The Greenpoint Manufacturing and Design Center (GMDC), the largest non-profit industrial developer in New York City, is used to working under the radar. A recent award from the Municipal Art Society and City Lore recognizes GMDC’s Manhattan Avenue facility as an influential cultural location.
“We’re honored to receive this award,” said Brian Coleman, CEO of GMDC (located at 1155 Manhattan Avenue). “I think our facility is a really special place. Even today it is significant because of what has happened to industry citywide.”
The Municipal Art Society and City Lore honored GMDC with an award in honor of the tenth anniversary of the Place Matters Project. Place Matters is a collaborative advocacy project that identifies and protects cultural institutions throughout the five boroughs.
The GMDC joined nine other institutions, including the Weeksville Heritage Center in Crown Heights, at an awards ceremony at the Municipal Art Society in Manhattan this past Wednesday.
“Each of these great places has had a positive impact on the lives of thousands of New Yorkers and they deserve to be honored for their priceless roles in community life,” said Kent Barwick, Municipal Art Society president. “MAS is proud to join with City Lore to help protect these places that promote the well being of New York’s communities in ways that too often go unrecognized.”
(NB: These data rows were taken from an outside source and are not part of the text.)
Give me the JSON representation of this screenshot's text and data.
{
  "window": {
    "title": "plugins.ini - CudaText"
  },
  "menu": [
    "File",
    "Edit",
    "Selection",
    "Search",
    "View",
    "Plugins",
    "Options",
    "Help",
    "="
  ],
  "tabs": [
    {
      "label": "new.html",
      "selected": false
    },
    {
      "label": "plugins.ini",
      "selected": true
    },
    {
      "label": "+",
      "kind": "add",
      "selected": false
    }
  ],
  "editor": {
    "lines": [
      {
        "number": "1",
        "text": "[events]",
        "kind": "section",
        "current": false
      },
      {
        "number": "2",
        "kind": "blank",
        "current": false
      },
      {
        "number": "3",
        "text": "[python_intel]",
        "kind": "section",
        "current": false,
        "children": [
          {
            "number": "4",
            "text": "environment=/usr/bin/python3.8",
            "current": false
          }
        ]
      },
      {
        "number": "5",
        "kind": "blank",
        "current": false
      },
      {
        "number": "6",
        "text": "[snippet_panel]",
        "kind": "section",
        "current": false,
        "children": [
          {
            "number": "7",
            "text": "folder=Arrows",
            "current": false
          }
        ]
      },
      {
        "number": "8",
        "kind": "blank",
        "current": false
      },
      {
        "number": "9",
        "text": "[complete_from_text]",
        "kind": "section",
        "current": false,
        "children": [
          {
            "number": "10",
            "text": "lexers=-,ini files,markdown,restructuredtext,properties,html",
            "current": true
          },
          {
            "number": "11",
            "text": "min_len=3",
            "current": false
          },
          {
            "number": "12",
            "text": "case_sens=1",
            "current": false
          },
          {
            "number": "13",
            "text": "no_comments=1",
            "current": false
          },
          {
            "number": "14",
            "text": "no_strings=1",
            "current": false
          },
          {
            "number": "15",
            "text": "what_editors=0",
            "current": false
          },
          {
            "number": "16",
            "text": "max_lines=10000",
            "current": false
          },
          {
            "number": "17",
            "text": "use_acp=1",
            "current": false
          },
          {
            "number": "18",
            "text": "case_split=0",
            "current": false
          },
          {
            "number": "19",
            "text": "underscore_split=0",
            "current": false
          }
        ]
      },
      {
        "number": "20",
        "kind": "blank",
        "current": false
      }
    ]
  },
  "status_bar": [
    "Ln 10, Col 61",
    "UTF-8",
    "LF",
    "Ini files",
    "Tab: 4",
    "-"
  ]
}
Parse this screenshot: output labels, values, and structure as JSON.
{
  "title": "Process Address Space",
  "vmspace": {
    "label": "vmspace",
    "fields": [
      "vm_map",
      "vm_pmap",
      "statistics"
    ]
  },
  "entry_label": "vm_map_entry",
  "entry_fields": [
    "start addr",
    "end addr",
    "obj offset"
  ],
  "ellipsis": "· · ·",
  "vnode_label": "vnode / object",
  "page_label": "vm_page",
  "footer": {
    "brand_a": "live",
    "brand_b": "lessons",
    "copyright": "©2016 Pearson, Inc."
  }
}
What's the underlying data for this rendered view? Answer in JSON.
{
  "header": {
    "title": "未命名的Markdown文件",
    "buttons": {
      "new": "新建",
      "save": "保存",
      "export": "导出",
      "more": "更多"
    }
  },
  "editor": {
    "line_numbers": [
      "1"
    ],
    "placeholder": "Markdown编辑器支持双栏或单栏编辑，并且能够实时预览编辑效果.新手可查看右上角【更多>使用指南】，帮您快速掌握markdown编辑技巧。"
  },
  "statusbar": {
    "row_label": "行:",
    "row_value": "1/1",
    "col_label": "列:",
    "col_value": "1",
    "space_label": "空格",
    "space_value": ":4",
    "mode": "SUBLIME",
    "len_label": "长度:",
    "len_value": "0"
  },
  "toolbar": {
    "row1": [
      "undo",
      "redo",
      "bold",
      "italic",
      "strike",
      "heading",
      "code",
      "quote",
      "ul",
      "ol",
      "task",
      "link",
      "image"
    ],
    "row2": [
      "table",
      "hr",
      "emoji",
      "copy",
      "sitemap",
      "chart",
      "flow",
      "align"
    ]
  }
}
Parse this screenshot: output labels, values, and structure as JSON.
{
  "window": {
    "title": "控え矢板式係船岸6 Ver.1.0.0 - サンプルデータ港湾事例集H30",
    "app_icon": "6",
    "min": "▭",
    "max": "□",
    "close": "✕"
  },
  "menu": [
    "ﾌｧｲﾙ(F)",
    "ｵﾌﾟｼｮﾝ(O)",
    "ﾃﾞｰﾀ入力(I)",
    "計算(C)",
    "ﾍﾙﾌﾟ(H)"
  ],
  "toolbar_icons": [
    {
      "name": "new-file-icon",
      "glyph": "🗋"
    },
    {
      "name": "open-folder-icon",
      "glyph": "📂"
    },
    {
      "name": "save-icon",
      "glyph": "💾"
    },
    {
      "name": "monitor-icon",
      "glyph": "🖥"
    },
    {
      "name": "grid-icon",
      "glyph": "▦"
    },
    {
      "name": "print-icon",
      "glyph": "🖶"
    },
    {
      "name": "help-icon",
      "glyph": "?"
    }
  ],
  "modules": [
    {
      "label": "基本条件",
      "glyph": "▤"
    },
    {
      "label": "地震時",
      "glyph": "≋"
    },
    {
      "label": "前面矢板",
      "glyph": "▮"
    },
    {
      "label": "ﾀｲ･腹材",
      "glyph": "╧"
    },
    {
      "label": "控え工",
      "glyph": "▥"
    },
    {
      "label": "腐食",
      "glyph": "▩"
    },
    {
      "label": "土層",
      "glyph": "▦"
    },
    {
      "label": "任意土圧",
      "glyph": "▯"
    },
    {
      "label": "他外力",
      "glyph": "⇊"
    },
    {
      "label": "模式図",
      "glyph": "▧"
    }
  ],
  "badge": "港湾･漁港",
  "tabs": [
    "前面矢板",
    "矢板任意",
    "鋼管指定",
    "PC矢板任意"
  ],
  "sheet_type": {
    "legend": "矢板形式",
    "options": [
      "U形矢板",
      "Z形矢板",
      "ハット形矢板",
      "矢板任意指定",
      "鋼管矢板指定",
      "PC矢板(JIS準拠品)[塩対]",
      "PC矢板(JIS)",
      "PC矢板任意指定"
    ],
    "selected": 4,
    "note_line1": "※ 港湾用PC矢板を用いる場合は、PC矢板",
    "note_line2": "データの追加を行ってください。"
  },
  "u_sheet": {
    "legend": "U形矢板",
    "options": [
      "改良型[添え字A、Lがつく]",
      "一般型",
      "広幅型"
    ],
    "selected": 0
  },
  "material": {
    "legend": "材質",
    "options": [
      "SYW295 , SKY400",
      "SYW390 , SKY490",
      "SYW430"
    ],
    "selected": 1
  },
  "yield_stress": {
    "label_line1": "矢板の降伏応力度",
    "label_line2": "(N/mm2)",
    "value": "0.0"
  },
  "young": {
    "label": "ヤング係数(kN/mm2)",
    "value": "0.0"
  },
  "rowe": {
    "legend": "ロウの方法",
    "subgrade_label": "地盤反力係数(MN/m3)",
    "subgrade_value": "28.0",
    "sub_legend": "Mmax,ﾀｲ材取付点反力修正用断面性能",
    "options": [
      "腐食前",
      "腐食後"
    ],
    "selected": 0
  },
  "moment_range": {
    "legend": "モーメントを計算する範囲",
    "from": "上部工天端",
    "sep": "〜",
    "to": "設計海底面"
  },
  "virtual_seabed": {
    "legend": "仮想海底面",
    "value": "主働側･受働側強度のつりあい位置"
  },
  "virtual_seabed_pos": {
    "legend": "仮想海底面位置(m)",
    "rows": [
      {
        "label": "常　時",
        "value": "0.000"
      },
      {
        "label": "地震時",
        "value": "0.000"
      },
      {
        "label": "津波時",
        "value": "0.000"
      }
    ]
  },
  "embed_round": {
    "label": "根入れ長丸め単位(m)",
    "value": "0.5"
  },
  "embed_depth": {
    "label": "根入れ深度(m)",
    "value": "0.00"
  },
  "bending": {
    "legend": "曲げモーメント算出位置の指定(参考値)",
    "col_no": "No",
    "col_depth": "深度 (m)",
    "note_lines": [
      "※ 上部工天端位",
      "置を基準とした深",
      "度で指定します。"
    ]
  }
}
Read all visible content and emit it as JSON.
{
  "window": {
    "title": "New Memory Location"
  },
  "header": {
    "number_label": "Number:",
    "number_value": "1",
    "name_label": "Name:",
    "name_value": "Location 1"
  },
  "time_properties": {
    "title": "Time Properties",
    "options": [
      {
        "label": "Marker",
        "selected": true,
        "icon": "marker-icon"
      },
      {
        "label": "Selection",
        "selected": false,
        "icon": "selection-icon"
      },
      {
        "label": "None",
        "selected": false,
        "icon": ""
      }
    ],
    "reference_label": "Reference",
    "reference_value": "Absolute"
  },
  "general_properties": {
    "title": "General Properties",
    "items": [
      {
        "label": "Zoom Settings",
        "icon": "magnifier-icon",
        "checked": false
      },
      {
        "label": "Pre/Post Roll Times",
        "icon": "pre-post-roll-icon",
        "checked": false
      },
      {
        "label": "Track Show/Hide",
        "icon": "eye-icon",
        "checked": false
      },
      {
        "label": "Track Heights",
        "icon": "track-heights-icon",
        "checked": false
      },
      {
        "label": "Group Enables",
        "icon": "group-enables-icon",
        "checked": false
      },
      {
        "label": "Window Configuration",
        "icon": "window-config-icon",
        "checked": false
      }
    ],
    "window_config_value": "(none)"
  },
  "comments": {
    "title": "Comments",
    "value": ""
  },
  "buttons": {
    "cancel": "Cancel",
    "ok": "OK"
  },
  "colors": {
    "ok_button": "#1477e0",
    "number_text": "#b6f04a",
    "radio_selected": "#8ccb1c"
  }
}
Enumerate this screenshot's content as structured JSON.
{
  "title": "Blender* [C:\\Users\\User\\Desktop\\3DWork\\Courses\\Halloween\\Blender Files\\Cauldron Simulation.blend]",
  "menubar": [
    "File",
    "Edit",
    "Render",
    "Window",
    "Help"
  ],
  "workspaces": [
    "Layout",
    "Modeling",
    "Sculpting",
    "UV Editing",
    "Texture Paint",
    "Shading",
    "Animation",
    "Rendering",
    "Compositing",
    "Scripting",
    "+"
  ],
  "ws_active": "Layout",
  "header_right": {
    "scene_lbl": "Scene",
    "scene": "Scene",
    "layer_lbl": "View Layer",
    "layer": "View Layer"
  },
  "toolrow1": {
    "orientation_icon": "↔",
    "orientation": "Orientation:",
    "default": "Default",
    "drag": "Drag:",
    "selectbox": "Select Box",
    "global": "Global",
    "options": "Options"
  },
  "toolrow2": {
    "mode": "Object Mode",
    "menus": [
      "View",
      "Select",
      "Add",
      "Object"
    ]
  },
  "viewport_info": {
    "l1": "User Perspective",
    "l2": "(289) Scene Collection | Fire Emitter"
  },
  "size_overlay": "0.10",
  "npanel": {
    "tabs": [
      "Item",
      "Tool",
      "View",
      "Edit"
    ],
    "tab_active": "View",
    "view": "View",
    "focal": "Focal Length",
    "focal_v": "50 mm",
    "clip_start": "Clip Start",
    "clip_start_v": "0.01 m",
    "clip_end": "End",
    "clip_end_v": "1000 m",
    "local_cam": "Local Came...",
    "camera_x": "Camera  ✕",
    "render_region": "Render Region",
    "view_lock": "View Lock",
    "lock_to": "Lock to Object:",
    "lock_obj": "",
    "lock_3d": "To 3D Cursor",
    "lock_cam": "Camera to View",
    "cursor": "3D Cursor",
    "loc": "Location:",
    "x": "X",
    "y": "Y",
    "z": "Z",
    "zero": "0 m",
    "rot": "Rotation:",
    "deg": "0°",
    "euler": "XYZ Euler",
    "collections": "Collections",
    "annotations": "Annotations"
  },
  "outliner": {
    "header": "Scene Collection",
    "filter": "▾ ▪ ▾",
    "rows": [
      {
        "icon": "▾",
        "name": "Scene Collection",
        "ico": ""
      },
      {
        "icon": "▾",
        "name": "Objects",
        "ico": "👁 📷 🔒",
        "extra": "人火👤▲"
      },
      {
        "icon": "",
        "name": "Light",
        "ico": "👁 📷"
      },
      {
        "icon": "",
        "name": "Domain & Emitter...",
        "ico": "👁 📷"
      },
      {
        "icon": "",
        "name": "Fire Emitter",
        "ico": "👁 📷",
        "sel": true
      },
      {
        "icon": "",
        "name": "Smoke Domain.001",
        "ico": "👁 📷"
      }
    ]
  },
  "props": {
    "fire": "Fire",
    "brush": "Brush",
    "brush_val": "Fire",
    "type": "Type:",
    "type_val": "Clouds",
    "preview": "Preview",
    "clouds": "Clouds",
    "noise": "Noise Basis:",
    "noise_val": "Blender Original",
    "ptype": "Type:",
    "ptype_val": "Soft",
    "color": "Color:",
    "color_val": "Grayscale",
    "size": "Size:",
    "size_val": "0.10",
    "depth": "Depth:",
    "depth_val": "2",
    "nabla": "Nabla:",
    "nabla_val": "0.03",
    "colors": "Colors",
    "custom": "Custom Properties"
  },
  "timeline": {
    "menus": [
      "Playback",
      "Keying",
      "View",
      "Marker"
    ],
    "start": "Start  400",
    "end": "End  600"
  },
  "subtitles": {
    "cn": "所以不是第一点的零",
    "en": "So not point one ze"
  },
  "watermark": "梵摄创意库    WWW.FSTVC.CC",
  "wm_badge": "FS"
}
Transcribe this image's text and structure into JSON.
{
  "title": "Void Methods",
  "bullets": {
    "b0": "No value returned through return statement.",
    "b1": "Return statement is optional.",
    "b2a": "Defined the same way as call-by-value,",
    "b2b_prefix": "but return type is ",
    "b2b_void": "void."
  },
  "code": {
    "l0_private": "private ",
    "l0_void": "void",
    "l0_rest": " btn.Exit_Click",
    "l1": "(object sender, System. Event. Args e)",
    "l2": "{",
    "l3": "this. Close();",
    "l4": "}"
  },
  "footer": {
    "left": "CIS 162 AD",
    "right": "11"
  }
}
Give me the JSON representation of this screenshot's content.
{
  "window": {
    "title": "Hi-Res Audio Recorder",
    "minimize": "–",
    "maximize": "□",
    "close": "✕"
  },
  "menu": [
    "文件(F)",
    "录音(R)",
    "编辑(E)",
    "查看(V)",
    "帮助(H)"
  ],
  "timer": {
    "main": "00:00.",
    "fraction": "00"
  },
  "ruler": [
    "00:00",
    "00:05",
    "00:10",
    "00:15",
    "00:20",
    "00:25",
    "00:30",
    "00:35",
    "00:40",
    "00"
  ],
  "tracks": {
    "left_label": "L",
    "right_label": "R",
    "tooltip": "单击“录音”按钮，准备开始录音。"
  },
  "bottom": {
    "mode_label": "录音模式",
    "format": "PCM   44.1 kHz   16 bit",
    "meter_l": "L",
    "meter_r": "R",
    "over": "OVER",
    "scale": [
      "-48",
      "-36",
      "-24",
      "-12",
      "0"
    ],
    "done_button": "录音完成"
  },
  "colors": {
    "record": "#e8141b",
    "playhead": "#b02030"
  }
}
Home to over one hundred tenants, occupying more than 700,000 square feet of industrial space, GMDC has helped create and retain hundreds of jobs in the manufacturing and industrial sectors in North Brooklyn over the past 15 years. There are eighty unique businesses at its flagship site on Manhattan Avenue, ranging from woodworking, to luxury jewelry making to custom foam mattresses. CEO Brian Coleman believes that his building represents the past and future of manufacturing in New York City.
“The jobs that small manufacturers create are better than service level jobs,” Coleman said. “Manufacturing jobs are the entrée to the middle class for many immigrant residents in the city.”
Real estate professionals from other parts of the country and all over the world frequently visit the GMDC site. Last week, a group of Dutch architects stopped by for a tour and several businessmen from Japan came through the neighborhood this year as well.
“The Japanese were the most interesting” Coleman said. “They have a lot of old manufacturing facilities outdated by today’s standards and they are looking to reuse them.”
Representatives from Place Matters and the Municipal Arts Society visited the facility recently, interviewing tenants and the GMDC organization for their Jane Jacobs exhibition held last year. GMDC staff members believe that those interviews and the nature of their Design Center piqued the Municipal Arts Society’s interest.
“We’re concerned with people who make things with their hands and preserving blue collar jobs,” said Paul Parkhill, director of planning and development at GMDC. “[Manufacturing tenants] don’t have to have a lot of English language skills to do this work.”
One tenant, Bruno Holst, has been running his woodworking shop, Bear Woodworking, out of GMDC for the past six years. A Park Slope resident, Holst had previously made cabinets and living room fixtures out of studios in Williamsburg and the Gowanus area before being displaced by residential encroachment. Now he has a long-term lease in Greenpoint with no plan of moving in the near future.
“You live in Brooklyn, you should work in Brooklyn,” Holst said.